But the revelation that Team Trump was warned about spying threats from Russia and other adversaries had not been previously reported.
Trump would have been told, “If you see these kinds of contacts, please let us know about them so we can keep you updated on the threat picture,” Frank Montoya, a former FBI counterintelligence agent and supervisor who retired in 2016, told NBC.
By the time the feds warning came in late July or August, at least seven Trump campaign officials had been in contact with Russians or people linked to Russia, public reports, and there is no public evidence that the campaign reported any of those contacts to the bureau.
After the FBI warning, first Donald Trump Jr., exchanged Twitter messages in September with WikiLeaks, which the intelligence community accused in October of acting as an agent in Russia’s efforts to meddle in the election.
That same month, Attorney General Jeff Sessions met with Russian ambassador to the US Sergey Kislyak in his Senate office.
“If I give you a defensive briefing and the illicit behavior continues, I’m not going to just scratch my head over that, especially if I see continued interference,” Montoya said.
“If we’re telling these guys stuff and they are not acting on it, then we’re going to keep that as evidence.”
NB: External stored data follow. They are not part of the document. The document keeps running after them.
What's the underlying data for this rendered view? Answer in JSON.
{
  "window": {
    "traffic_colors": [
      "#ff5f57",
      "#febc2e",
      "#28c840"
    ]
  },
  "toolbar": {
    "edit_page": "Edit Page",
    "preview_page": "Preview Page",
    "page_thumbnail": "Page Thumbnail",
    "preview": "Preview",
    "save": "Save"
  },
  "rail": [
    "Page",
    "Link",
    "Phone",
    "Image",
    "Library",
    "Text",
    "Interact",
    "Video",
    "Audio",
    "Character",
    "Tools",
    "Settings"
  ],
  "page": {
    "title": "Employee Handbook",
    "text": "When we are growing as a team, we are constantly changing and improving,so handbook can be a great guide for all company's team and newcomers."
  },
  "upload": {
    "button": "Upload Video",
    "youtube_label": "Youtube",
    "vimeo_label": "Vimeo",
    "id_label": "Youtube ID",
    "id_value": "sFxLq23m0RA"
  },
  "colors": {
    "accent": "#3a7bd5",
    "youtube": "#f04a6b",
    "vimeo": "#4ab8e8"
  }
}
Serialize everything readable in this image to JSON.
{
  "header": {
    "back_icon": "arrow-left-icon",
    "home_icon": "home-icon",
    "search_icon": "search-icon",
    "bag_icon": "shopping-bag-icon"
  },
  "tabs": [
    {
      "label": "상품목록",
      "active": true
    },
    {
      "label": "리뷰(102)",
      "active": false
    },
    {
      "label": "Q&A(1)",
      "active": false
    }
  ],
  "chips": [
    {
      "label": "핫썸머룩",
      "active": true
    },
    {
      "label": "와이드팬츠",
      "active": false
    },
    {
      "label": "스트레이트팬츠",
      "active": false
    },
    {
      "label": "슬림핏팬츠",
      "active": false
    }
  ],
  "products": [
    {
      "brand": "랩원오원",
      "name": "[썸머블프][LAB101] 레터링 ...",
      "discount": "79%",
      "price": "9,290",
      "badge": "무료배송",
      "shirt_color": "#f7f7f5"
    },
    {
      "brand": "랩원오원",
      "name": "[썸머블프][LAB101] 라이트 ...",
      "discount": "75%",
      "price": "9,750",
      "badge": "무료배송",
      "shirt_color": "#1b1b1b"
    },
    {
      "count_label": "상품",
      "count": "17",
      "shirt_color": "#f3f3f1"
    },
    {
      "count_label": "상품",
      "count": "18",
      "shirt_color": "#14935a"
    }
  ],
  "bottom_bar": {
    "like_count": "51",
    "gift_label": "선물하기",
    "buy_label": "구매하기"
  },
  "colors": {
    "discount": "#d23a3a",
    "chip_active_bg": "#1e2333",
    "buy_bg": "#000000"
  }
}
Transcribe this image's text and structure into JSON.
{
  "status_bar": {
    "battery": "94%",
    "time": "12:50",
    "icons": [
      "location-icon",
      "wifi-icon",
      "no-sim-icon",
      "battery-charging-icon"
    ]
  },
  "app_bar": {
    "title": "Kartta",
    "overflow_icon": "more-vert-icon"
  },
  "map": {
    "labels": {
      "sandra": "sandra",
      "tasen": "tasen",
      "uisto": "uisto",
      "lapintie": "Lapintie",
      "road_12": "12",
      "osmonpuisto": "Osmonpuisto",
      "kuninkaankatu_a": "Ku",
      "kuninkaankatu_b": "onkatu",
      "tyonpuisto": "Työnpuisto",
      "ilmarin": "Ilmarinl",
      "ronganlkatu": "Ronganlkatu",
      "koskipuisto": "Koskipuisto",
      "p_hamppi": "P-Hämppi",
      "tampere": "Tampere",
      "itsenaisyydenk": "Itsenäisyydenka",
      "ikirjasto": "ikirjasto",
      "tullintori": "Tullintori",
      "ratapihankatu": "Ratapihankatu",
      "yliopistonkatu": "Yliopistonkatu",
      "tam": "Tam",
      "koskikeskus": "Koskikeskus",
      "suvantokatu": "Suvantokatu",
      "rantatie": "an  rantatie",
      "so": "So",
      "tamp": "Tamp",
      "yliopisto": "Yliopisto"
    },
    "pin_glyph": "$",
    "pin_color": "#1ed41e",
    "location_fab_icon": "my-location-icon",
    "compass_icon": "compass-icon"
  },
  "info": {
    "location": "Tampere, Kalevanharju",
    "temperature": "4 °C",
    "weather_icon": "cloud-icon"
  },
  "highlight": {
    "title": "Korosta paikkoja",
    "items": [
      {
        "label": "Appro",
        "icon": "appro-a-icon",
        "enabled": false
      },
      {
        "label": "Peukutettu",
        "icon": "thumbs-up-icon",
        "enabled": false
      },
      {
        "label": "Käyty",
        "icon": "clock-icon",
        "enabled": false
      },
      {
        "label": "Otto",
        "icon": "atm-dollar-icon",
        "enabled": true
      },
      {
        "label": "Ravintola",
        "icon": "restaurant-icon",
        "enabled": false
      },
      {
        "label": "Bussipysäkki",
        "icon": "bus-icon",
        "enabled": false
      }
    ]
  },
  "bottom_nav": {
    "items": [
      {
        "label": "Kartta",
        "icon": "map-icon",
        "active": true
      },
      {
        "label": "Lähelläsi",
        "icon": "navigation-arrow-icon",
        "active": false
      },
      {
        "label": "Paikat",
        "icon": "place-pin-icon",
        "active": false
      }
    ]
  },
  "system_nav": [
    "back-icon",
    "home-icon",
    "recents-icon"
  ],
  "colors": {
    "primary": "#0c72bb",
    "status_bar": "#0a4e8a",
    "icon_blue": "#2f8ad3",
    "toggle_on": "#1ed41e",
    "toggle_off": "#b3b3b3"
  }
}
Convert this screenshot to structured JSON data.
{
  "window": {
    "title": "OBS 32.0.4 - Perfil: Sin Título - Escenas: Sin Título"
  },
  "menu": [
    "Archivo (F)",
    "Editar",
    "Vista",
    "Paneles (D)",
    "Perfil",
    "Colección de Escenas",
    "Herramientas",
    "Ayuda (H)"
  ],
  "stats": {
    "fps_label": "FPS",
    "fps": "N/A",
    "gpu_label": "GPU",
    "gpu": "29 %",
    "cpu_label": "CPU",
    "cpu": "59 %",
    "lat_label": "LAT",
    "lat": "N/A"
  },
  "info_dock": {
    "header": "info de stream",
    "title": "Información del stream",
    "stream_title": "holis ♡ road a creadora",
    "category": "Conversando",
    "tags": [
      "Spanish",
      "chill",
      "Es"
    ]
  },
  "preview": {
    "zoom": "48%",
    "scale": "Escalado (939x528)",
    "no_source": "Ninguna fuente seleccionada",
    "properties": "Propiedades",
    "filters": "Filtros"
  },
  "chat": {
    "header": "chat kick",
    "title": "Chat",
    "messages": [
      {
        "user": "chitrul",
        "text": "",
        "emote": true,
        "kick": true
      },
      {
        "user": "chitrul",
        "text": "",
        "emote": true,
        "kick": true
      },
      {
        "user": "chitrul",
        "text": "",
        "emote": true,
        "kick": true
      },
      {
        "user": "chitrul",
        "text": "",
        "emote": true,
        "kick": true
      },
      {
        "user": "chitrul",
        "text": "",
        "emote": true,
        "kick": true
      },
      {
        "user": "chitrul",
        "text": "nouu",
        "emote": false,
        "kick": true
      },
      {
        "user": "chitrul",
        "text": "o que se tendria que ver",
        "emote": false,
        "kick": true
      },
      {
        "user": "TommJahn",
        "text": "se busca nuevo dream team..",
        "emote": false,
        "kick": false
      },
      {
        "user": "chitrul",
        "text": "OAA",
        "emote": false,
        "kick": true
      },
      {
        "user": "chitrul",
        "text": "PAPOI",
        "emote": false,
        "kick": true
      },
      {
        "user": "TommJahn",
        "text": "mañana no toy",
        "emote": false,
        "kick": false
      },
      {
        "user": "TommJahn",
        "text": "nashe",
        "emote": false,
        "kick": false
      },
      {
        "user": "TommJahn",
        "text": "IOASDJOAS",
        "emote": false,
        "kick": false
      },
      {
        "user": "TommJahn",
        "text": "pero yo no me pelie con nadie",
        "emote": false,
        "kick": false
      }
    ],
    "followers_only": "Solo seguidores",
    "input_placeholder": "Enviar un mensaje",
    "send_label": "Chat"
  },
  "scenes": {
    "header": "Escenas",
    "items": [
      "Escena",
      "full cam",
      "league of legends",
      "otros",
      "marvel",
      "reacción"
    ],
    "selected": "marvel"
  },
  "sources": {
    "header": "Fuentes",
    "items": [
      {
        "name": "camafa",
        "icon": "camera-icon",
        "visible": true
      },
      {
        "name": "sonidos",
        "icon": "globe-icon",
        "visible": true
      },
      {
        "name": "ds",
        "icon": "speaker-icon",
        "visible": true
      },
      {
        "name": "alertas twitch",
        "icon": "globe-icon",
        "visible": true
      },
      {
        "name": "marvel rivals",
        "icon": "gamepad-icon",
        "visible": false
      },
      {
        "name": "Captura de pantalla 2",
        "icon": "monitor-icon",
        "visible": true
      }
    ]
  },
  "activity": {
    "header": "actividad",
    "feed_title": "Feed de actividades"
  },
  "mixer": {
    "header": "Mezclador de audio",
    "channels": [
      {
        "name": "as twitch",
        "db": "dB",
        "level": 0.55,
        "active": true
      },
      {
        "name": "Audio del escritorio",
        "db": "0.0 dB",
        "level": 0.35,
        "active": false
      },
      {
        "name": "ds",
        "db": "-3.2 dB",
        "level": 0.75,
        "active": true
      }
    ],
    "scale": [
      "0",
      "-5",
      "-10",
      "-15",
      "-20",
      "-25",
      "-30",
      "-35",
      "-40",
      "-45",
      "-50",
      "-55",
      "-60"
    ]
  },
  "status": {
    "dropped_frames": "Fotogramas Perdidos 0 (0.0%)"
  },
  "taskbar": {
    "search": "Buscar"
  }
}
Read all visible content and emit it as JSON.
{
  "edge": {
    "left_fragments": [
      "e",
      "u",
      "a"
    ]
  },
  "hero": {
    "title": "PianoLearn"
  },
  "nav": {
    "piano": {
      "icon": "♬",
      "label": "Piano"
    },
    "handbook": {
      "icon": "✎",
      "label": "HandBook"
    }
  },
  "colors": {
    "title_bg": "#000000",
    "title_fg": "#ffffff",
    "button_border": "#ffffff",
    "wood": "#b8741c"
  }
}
There were other contacts as well.
In May 2016, Trump Jr. met with a Russian central banker who had ties to Russian strongman Vladimir Putin at a National Rifle Association dinner.
Trump was told that same month by campaign aide George Papadopoulos that he had connections with people who could facilitate a meeting between the candidate and Putin, according to a court filing.
In June 2016, Trump Jr. hosted a meeting in Trump Tower with a shady Russian lawyer with ties to the Kremlin who promised to dish dirt on Clinton. Paul Manafort and Jared Kushner also sat in.
That July, Manafort offered a private briefing on the Trump campaign to a Russian oligarch tied to Putin.
After Trump took office, The New York Times reported that the FBI warned Trump communications director Hope Hicks about what they considered suspicious emails from Russians sent to her.